Running SQL notebook without duplicates in databricks
The task for me was to write a script that combines data from two silver tables and generate a gold table. If you are not familiar with Lakehouse you can check here. Lakehouse stores data in levels based on the level of processing: bronze, silver and gold.
The goal was to generate a gold table that will help monitor monthly platform usage. I had two options; SQL and pyspark. I used both approaches but the SQL introduced duplicates in the gold table when I run the notebook twice with the same parameters using INSERT INTO. The method was not robust enough.

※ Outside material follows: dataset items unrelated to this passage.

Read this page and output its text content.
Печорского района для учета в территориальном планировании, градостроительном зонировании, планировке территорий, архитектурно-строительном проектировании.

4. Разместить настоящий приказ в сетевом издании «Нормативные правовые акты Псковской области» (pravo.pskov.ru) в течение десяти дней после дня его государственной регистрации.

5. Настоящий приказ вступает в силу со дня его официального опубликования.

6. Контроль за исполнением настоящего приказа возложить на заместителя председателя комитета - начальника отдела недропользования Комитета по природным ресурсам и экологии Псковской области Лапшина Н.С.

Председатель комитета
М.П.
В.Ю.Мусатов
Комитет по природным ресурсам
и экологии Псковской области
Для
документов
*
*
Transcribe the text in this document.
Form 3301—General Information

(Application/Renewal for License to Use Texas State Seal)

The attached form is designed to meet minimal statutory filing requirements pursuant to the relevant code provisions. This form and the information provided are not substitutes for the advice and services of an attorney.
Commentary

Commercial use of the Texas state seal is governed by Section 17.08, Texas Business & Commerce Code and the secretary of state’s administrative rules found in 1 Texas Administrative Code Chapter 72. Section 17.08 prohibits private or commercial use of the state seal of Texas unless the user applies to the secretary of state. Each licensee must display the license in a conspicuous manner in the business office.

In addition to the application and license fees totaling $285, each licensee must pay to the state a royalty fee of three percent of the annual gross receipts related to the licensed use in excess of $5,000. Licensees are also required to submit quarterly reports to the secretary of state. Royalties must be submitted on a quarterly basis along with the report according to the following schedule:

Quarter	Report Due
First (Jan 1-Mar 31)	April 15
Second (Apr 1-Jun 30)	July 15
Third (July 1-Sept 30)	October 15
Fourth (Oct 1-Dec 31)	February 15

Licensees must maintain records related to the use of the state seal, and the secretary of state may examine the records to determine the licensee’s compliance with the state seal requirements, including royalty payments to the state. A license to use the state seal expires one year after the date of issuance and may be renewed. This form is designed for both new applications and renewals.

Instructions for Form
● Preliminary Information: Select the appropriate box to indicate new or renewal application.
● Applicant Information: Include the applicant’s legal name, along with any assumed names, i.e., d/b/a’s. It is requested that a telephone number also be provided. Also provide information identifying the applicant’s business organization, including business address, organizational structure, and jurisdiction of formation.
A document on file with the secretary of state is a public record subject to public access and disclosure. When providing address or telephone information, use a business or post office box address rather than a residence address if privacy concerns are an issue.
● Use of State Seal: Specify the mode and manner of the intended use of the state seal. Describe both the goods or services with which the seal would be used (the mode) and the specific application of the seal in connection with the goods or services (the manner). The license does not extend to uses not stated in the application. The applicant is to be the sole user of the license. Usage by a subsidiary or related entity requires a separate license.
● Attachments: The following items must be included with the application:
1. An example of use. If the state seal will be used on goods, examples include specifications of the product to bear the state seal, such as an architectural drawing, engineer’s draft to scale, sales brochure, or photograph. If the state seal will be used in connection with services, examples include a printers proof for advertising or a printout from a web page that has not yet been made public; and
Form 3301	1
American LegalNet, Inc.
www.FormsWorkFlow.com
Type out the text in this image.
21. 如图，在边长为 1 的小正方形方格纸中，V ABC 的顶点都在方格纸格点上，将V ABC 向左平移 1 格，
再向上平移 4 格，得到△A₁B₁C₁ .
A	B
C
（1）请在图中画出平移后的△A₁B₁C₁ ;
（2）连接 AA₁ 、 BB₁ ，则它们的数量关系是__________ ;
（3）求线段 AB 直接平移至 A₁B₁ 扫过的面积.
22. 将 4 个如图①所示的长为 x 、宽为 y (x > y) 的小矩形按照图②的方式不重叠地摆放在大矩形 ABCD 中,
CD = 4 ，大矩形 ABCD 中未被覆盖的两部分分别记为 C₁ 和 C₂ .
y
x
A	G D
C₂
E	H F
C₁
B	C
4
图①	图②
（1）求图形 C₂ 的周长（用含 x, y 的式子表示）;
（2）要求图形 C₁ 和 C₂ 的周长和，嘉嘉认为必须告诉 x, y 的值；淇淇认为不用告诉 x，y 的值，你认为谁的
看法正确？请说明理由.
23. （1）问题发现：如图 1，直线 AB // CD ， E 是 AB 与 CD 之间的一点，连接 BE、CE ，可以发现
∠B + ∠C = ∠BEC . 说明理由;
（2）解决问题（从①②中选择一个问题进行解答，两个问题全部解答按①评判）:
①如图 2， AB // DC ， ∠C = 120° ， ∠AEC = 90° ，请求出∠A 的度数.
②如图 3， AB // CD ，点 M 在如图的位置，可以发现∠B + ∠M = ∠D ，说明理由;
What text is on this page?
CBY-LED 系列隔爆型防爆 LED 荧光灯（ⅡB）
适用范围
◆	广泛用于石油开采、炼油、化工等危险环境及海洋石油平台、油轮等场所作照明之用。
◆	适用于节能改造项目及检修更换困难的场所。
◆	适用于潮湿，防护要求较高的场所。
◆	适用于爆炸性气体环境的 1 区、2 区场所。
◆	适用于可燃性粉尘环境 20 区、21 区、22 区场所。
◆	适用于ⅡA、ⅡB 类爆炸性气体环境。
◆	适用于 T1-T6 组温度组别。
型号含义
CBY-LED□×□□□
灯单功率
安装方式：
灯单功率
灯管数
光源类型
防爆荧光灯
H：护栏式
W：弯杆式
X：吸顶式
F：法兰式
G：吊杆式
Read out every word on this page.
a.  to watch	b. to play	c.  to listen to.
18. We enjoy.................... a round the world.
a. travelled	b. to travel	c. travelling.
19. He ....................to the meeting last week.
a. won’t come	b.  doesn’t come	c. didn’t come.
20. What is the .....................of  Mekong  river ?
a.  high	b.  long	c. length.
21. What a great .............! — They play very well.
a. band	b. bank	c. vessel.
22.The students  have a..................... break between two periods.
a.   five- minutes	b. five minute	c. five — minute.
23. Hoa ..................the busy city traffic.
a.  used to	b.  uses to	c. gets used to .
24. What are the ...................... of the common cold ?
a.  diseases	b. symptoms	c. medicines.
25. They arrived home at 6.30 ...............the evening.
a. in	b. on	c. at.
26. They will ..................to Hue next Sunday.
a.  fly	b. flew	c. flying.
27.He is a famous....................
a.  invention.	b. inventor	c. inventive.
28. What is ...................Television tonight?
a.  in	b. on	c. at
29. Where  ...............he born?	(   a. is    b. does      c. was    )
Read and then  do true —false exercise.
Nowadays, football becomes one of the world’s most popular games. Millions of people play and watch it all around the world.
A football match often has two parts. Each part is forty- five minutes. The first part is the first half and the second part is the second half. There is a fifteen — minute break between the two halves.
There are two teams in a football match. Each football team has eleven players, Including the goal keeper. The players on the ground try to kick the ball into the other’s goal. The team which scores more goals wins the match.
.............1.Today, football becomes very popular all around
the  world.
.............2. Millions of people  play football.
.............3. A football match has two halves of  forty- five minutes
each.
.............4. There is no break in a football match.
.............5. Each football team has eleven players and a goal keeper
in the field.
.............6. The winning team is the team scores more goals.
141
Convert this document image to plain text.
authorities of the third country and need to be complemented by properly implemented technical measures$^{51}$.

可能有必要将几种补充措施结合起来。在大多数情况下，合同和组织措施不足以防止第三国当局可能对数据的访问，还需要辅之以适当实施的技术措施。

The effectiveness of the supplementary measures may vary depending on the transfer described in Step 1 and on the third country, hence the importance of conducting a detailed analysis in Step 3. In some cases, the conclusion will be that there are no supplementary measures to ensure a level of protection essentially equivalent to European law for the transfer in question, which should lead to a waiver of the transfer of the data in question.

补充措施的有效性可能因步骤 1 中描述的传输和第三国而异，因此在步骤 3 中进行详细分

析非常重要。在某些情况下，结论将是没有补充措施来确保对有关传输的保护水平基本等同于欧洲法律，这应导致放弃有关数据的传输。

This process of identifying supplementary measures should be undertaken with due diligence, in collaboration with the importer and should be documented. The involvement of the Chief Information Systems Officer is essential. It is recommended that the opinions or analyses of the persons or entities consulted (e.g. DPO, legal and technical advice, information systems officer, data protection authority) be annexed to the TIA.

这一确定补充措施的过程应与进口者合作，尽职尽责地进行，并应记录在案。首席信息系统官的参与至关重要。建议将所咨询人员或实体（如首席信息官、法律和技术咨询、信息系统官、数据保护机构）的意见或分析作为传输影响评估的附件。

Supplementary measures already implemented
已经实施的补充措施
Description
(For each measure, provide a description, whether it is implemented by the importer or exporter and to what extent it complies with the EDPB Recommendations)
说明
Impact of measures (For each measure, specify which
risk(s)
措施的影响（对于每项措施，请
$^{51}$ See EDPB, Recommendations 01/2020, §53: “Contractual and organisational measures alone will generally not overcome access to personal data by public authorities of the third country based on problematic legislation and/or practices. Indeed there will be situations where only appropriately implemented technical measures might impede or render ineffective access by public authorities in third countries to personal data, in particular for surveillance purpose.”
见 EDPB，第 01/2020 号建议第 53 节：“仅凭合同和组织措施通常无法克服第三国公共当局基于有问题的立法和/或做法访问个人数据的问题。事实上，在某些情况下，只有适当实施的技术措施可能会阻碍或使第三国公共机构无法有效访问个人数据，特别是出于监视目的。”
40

After a long search WHEN NOT EXISTS command worked and tho I have not experimented WHEN NOT MATCHED but I assume it can also get the job done. Below is not a mirror of the exact script but helpful if you want to ingest data into a table either as stored procedure or a job using SQL.
USE database;INSERT INTO gold_table
SELECT
name
,id
,year
,date
,total_charges
FROM silver_table AS c
WHERE NOT EXISTS (SELECT 1 FROM gold_table AS g
WHERE c.name = g.name
AND c.id = g.id
AND c.year = g.year
AND c.date = g.date
AND c.total_charges = g.total_charges)
Assumptions are that the database and gold table are already created and the schema defined for the table.
I believe this is not the only approach. You can as well use scala or pyspark but if SQL is your choice then you can adopt my approach.